FYI Wiki August 04, 05, 06, 07, 08 & 09, 2022

On This Day

1265 – Second Barons’ War: Battle of Evesham: The army of Prince Edward (the future king Edward I of England) defeats the forces of rebellious barons led by Simon de Montfort, 6th Earl of Leicester, killing de Montfort and many of his allies.
The Battle of Evesham (4 August 1265) was one of the two main battles of 13th century England’s Second Barons’ War. It marked the defeat of Simon de Montfort, Earl of Leicester, and the rebellious barons by the future King Edward I, who led the forces of his father, King Henry III. It took place on 4 August 1265, near the town of Evesham, Worcestershire.

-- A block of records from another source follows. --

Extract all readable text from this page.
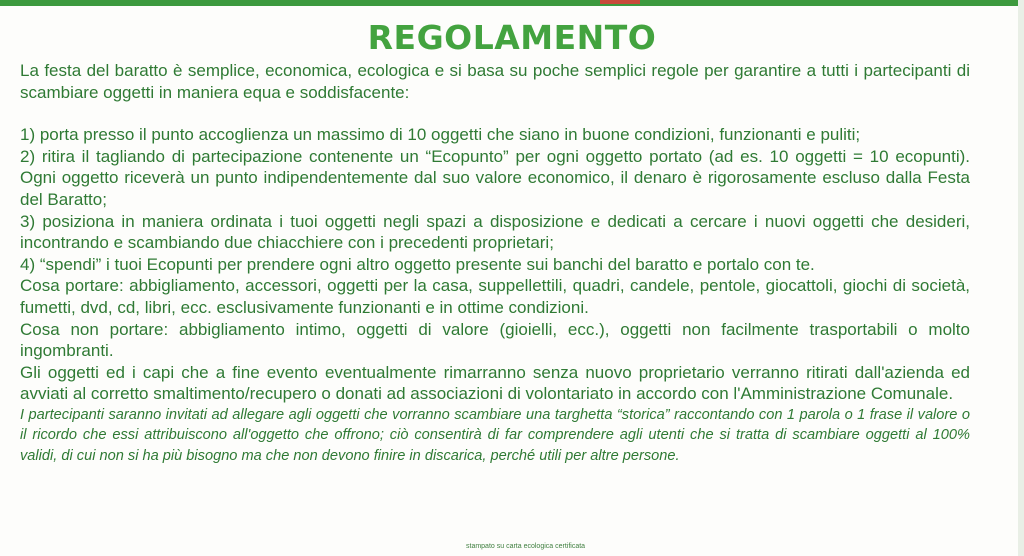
REGOLAMENTO

La festa del baratto è semplice, economica, ecologica e si basa su poche semplici regole per garantire a tutti i partecipanti di scambiare oggetti in maniera equa e soddisfacente:

1) porta presso il punto accoglienza un massimo di 10 oggetti che siano in buone condizioni, funzionanti e puliti;

2) ritira il tagliando di partecipazione contenente un “Ecopunto” per ogni oggetto portato (ad es. 10 oggetti = 10 ecopunti). Ogni oggetto riceverà un punto indipendentemente dal suo valore economico, il denaro è rigorosamente escluso dalla Festa del Baratto;

3) posiziona in maniera ordinata i tuoi oggetti negli spazi a disposizione e dedicati a cercare i nuovi oggetti che desideri, incontrando e scambiando due chiacchiere con i precedenti proprietari;

4) “spendi” i tuoi Ecopunti per prendere ogni altro oggetto presente sui banchi del baratto e portalo con te.

Cosa portare: abbigliamento, accessori, oggetti per la casa, suppellettili, quadri, candele, pentole, giocattoli, giochi di società, fumetti, dvd, cd, libri, ecc. esclusivamente funzionanti e in ottime condizioni.

Cosa non portare: abbigliamento intimo, oggetti di valore (gioielli, ecc.), oggetti non facilmente trasportabili o molto ingombranti.

Gli oggetti ed i capi che a fine evento eventualmente rimarranno senza nuovo proprietario verranno ritirati dall'azienda ed avviati al corretto smaltimento/recupero o donati ad associazioni di volontariato in accordo con l'Amministrazione Comunale.

I partecipanti saranno invitati ad allegare agli oggetti che vorranno scambiare una targhetta “storica” raccontando con 1 parola o 1 frase il valore o il ricordo che essi attribuiscono all'oggetto che offrono; ciò consentirà di far comprendere agli utenti che si tratta di scambiare oggetti al 100% validi, di cui non si ha più bisogno ma che non devono finire in discarica, perché utili per altre persone.

stampato su carta ecologica certificata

With the Battle of Lewes, de Montfort had won control of royal government, but after the defection of several close allies and the escape from captivity of Prince Edward, he found himself on the defensive. Forced to engage the royalists at Evesham, he faced an army twice the size of his own. The battle soon turned into a massacre; de Montfort himself was killed and his body mutilated. It was described by the contemporary historian Robert of Gloucester as the “murder of Evesham, for battle it was none”.[2] Though the battle effectively restored royal authority, scattered resistance remained until the Dictum of Kenilworth was signed in 1267.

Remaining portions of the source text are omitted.